Opus Magnum
Opus Magnum
Schulen für schwierige Lebenslagen. Studien zu einem Sozialatlas der Bildung. Münster: Waxmann Verlag 2012.
Im Jahr 2011 erhielt ich als erster Erziehungswissenschaftler in Deutschland das Opus Magnum Stipendium, das die VolkswagenStiftung und die Thyssen Wissenschaftsstiftung vergeben. Ein Jahr lang konnte ich durch Deutschland reisen und habe Straßenschulen, Bahnhofsschulen, Lernwerkstätten oder Fernschulen, Lagerschulen, eine Schule für Geflüchtete, Gefängnisschulen, Hospizschulen, Therapieschulen für drogenkonsumierende Jugendliche, Produktionsschulen, Schülerfirmen und Schulen für Kinder beruflich Reisender, für Teenager-Mütter, für Roma oder für Sinti, für Geflüchtete oder Schulen für Schulverweigerer besucht.
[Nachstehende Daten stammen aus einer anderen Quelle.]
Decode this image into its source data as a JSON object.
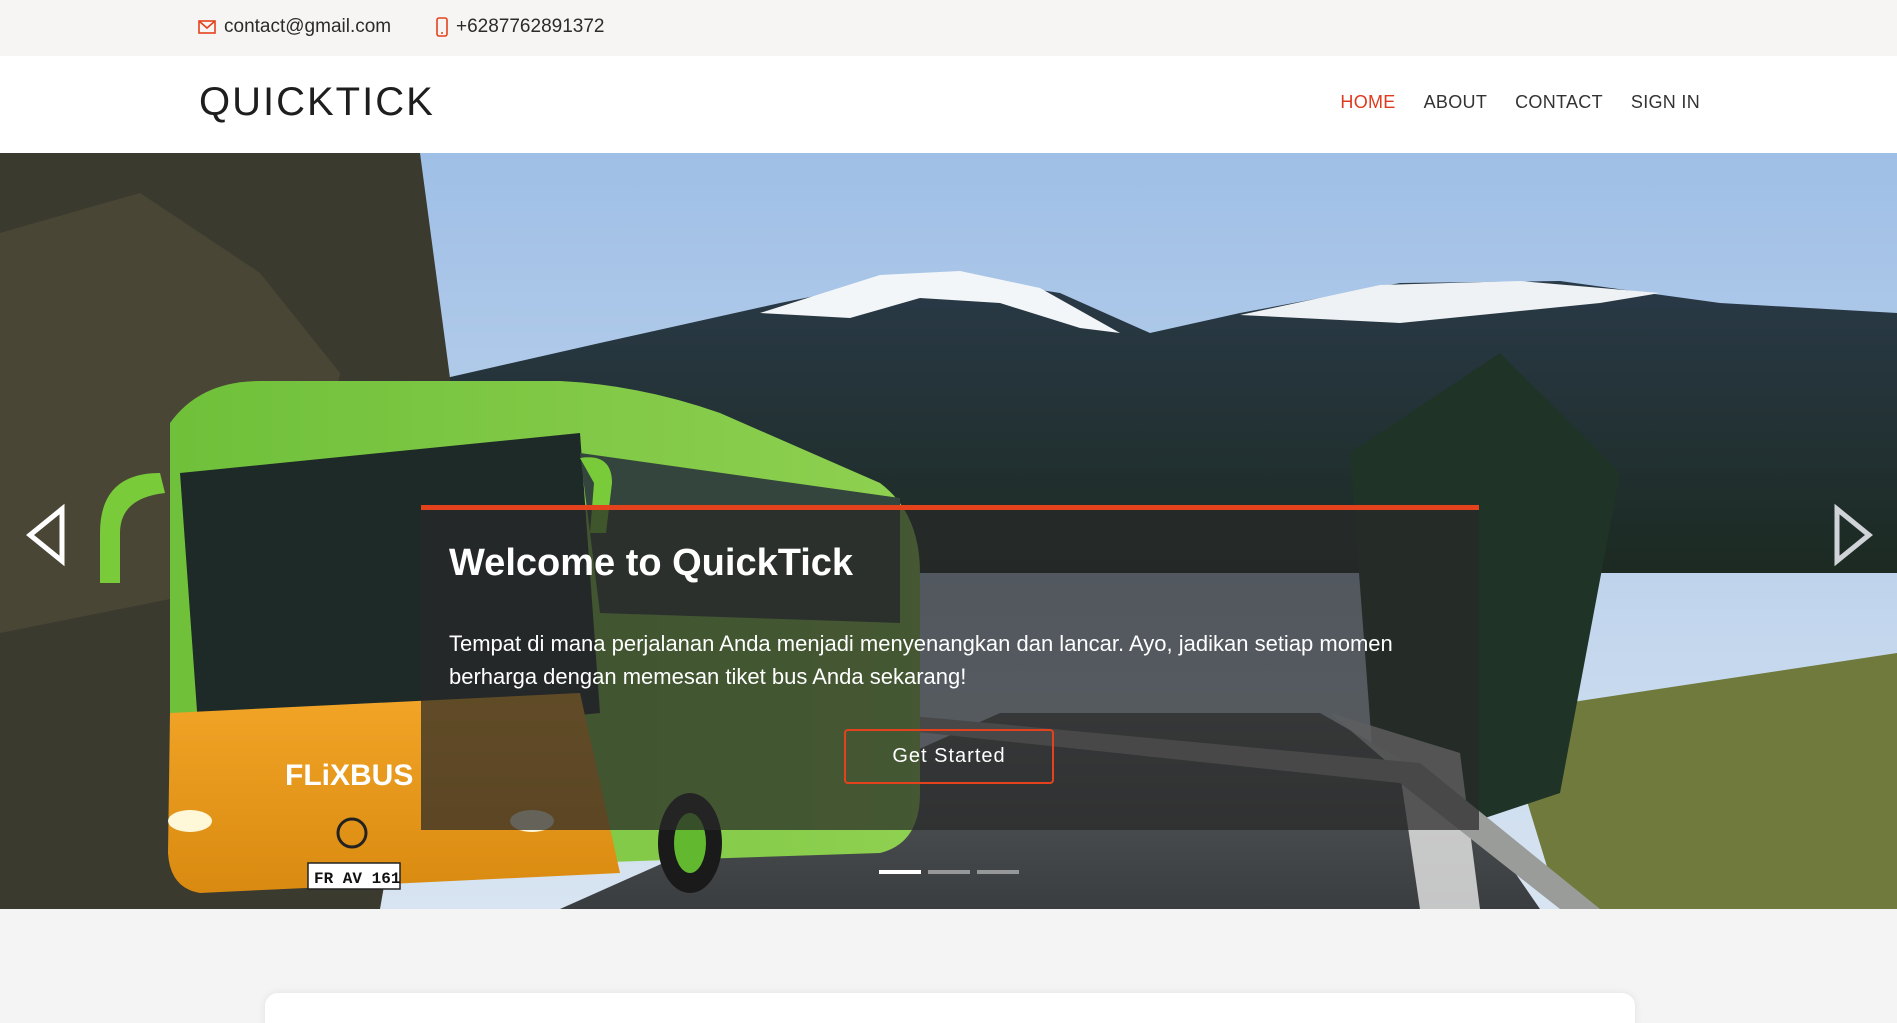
{
  "contact": {
    "email": "contact@gmail.com",
    "phone": "+6287762891372",
    "email_icon": "mail-icon",
    "phone_icon": "phone-icon"
  },
  "header": {
    "logo": "QUICKTICK",
    "nav": [
      {
        "label": "HOME",
        "active": true
      },
      {
        "label": "ABOUT",
        "active": false
      },
      {
        "label": "CONTACT",
        "active": false
      },
      {
        "label": "SIGN IN",
        "active": false
      }
    ]
  },
  "hero": {
    "title": "Welcome to QuickTick",
    "text": "Tempat di mana perjalanan Anda menjadi menyenangkan dan lancar. Ayo, jadikan setiap momen berharga dengan memesan tiket bus Anda sekarang!",
    "button_label": "Get Started",
    "bus_brand": "FLiXBUS",
    "bus_plate": "FR AV 161",
    "slides": 3,
    "active_slide": 1
  },
  "colors": {
    "accent": "#e4421d",
    "nav_active": "#e03a1e",
    "topbar_bg": "#f6f5f3",
    "page_bg": "#f4f4f4"
  }
}
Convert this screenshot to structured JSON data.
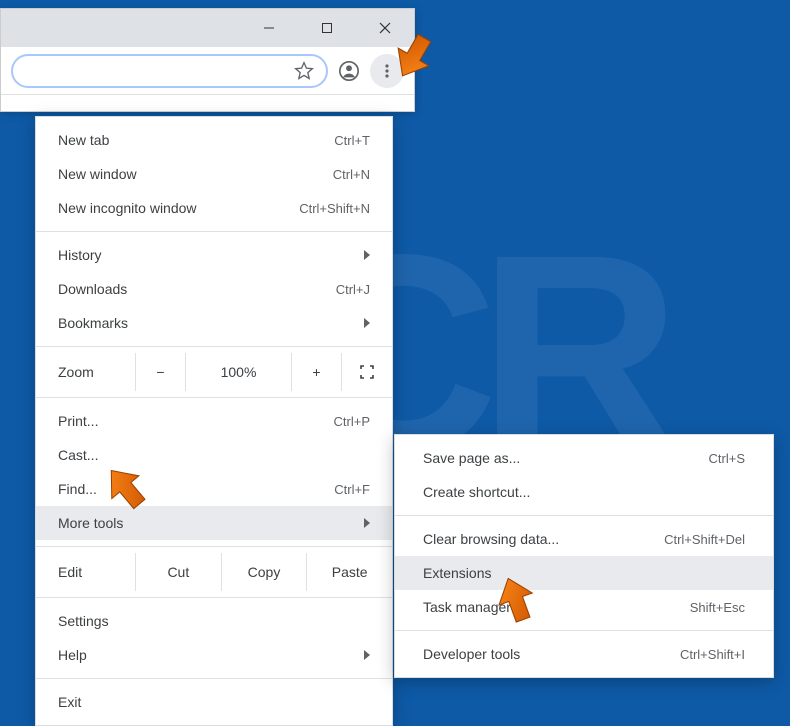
{
  "window": {
    "minimize": "–",
    "maximize": "▢",
    "close": "✕"
  },
  "omnibox": {
    "placeholder": ""
  },
  "menu": {
    "new_tab": {
      "label": "New tab",
      "shortcut": "Ctrl+T"
    },
    "new_window": {
      "label": "New window",
      "shortcut": "Ctrl+N"
    },
    "new_incognito": {
      "label": "New incognito window",
      "shortcut": "Ctrl+Shift+N"
    },
    "history": {
      "label": "History"
    },
    "downloads": {
      "label": "Downloads",
      "shortcut": "Ctrl+J"
    },
    "bookmarks": {
      "label": "Bookmarks"
    },
    "zoom": {
      "label": "Zoom",
      "minus": "−",
      "value": "100%",
      "plus": "+"
    },
    "print": {
      "label": "Print...",
      "shortcut": "Ctrl+P"
    },
    "cast": {
      "label": "Cast..."
    },
    "find": {
      "label": "Find...",
      "shortcut": "Ctrl+F"
    },
    "more_tools": {
      "label": "More tools"
    },
    "edit": {
      "label": "Edit",
      "cut": "Cut",
      "copy": "Copy",
      "paste": "Paste"
    },
    "settings": {
      "label": "Settings"
    },
    "help": {
      "label": "Help"
    },
    "exit": {
      "label": "Exit"
    }
  },
  "submenu": {
    "save_page": {
      "label": "Save page as...",
      "shortcut": "Ctrl+S"
    },
    "create_shortcut": {
      "label": "Create shortcut..."
    },
    "clear_data": {
      "label": "Clear browsing data...",
      "shortcut": "Ctrl+Shift+Del"
    },
    "extensions": {
      "label": "Extensions"
    },
    "task_manager": {
      "label": "Task manager",
      "shortcut": "Shift+Esc"
    },
    "dev_tools": {
      "label": "Developer tools",
      "shortcut": "Ctrl+Shift+I"
    }
  }
}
In diesen Bildungseinrichtungen habe ich mit den jungen Menschen über ihre Erfahrungen gesprochen, mit Lehrkräften, die schulpädagogischen Begründungen für ihre Konzepte diskutiert, im Unterricht hospitiert und in Archiven recherchiert – und all dies schließlich in einer Monografie beschrieben und theoretisiert.
Die Reaktion der Fachöffentlichkeit auf dieses Buch war zweigeteilt: Die einen waren begeistert, zum ersten Mal einen solchen breiten und differenzierten Ein- und Überblick zu diesem wenig beachteten Teilsystem des Bildungswesens zu erhalten, das neben dem Regel- und dem Sonderschulsystem die „dritte Säule“ des Bildungswesens ist. In diese Einrichtungen gelangen ältere Kinder und vor allem Jugendliche, wenn die Lehrkräfte der inklusiven Bildungsstätten oder der behinderungsorientierten Sonderschulen sie nicht (mehr) fördern können. Da die Finanzierung und Trägerschaft der Schulen für schwierige Lebenslagen überwiegend aus der gesetzlichen Kinder- und Jugendhilfe erfolgt, ist es gerechtfertigt, diese Einrichtungen als Jugend(hilfe)schulen zu bezeichnen.
Etliche Kolleginnen und Kollegen kritisierten indes, teilweise nachgerade wütend, dass ich in Zeiten der Inklusion mit dem Buch das völlig falsche bildungspolitische Zeichen gesetzt hätte. Empörung löste vor allem meine in dem Buch begründete Prognose aus, dass mit fortschreitender Umsetzung der Inklusion im Schulsystem zugleich dieses Teilsystem stark anwachsen werde. Denn es war schon 2011 abzusehen, dass es im „inklusiven“ Regelsystem noch für viele Jahre nicht gelingen wird, alle sozial benachteiligten Schülerinnen und Schüler zu halten. Da damals immer mehr Sonderschulen aufgelöst wurden, die solche Kinder und Jugendlichen bisher aufgenommen hatten, würde man, so meine Annahme, kurz- und mittelfristig weitere Jugendschulen einrichten müssen. Und so ist es ja dann auch gekommen.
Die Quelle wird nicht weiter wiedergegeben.